Dia membuka pintu kamar.
Aku meringkuk dalam selimut. Dia menghembuskan nafas berat. Dia menyalakan lampu. Aku bangun dari sandiwara tidurku.
“Kapan sampai ?”, ucapku mencoba meregangkan badan.
“Barusan. Maaf membangunkanmu. Tidurlah.”, jawabnya bahkan tanpa memandangku sambil berlalu ke kamar mandi.
Aku hanya menatapnya. Dia terlihat lelah seperti biasanya.
“Ada teh jahe panas di dapur.”
“Tak apa, tidak usah. Tidurlah, Maya.”, suaranya pelan dari kamar mandi.
Aku hanya menatap gantungan jaketnya. Aku mulai gila dengan semua rutinitas percakapan bodoh ini.
——–
Ibuku mempunyai sebuah restoran kecil tak jauh dari rumah di kota kelahiranku. Restoran kecil kami memiliki banyak pelanggan, karena menurut mereka masakan ibuku sangat enak. Aku tak akan berdebat soal itu. Seingatku sejak dahulu, aku selalu berada di restoran kecil kami membantu ibu memotong sayuran, mencuci piring, membersihkan meja dan mengantarkan pesanan.
Ayahku seorang pekerja pabrik kebanyakan. Pagi-pagi sekali ia telah berangkat ke pabrik tempatnya bekerja dan pulang dipenghujung sore. Ayah akan pulang ke restoran kecil kami dan bergabung membantu ibu dan aku. Pukul 9 malam restoran kecil kami tutup dan kami bertiga kembali pulang ke rumah sambil berjalan kaki. Ayah selalu menggenggam tangan ibu dalam perjalanan pulang. Ketika aku masih kecil, ayah menggendongku sambil menggenggam tangan ibu. Ketika aku dewasa kami berjalan bertiga saling bergenggaman tangan.

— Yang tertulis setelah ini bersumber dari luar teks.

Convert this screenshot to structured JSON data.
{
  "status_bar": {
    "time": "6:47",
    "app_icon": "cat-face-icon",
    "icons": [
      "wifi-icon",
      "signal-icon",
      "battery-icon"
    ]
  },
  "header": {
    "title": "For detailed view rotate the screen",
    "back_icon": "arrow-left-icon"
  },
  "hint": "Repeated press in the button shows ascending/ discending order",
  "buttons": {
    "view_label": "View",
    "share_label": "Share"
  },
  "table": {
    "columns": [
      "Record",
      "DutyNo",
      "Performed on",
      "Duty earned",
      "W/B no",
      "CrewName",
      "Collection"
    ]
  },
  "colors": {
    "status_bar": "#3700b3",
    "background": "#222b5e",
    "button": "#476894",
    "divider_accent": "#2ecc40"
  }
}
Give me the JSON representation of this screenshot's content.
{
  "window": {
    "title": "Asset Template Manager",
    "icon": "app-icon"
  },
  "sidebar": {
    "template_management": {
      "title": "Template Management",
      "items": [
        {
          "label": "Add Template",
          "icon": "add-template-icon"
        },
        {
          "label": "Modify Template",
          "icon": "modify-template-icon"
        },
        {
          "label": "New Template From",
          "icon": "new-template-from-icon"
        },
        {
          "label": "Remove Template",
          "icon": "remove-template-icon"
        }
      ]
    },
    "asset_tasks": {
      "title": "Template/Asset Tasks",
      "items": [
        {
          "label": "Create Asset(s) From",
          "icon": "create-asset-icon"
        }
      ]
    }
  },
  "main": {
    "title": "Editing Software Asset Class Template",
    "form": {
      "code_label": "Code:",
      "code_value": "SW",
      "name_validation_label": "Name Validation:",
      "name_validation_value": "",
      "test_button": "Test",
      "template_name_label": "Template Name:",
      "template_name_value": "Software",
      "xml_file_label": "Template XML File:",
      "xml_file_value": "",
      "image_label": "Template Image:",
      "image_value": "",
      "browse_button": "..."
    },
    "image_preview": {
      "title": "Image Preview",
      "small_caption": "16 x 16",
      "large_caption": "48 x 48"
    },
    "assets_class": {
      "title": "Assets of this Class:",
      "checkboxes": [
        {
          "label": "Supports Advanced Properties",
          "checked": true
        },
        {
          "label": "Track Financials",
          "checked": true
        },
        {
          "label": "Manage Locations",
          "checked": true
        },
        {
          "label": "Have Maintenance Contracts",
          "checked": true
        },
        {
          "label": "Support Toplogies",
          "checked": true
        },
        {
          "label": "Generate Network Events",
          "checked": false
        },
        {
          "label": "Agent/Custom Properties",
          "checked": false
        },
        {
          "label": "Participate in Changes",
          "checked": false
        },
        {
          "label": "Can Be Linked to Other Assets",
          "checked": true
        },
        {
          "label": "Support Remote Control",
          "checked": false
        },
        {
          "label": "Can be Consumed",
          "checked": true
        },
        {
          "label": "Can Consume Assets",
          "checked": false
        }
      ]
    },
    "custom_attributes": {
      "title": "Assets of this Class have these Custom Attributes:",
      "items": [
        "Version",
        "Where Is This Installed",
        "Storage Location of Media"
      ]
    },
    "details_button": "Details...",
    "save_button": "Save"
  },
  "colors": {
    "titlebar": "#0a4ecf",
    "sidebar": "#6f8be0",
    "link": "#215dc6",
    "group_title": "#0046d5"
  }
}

Maka sebagai anak yang sejak kecil membantu ibunya mengurus restoran kecil kami, aku memiliki sedikit kepandaian memasak dari ibu. Aku terbiasa memasak sendiri. Bahkan hingga sekarang.
Pagi ini aku memasak tumis sayur dan daging cincang serta roti bakar. Maka sebelum matahari terbit, aku telah sibuk di dapur. Bahkan ketika dia belum bangun. Sebagian hatiku mengatakan, semangat memasakku hari ini karena ingin menghindari percakapan bangun tidur denganya. Tentu saja, ini adalah hari minggu dan aku tidak punya alasan untuk menghindar darinya.
Aku sudah selesai memasak dan tinggal merapikan dapur sedikit lagi. Aku mendengar bunyi suara air dari kamar mandi. Dia sudah bangun. Aku tahu dia sudah bangun semenjak aku berada di dapu. Tapi dia tidur lagi. Atau mungkin pura-pura tidur lagi.
Aku tidak akan repot-repot memanggilnya dan mengatakan bahwa sarapan sudah siap. Dia pasti tahu.
——-
“ Sarapannya enak sekali. Kamu harusnya buka restoran seperti ibu.”, ucapnya sambil menyendok daging cincang dari piring.
Aku sudah mendengar itu ribuan kali. Aku menjawab dengan jawaban yang telah kuberikan ribuan kali pula.
“Aku tidak seberbakat itu.”, ucapku sambil meringis.
Dia hanya tersenyum.
Makan bersama dengannya selalu berakhir seperti ini. Kami berdua kehilangan topik pembicaraan dan akhirnya mencoba menghabiskan makanan dalam diam berharap dapat memasukan sekaligus semua makanan ke dalam tenggorokan dan pergi.
Dua puluh menit berikutnya berlalu dalam diam.
Setelah menghabiskan makananku, aku beranjak ke dapur. Mencari kesibukan disana.
“Kemaren aku bertemu Risa, teman sekotamu. Dia menyampaikan salam.”
“Oh iya, tolong sampaikan salam kembali untuknya.”, ucapku sambil mencuci piring.
Dia beranjak ke dapur dan meletakan piring di sampingku.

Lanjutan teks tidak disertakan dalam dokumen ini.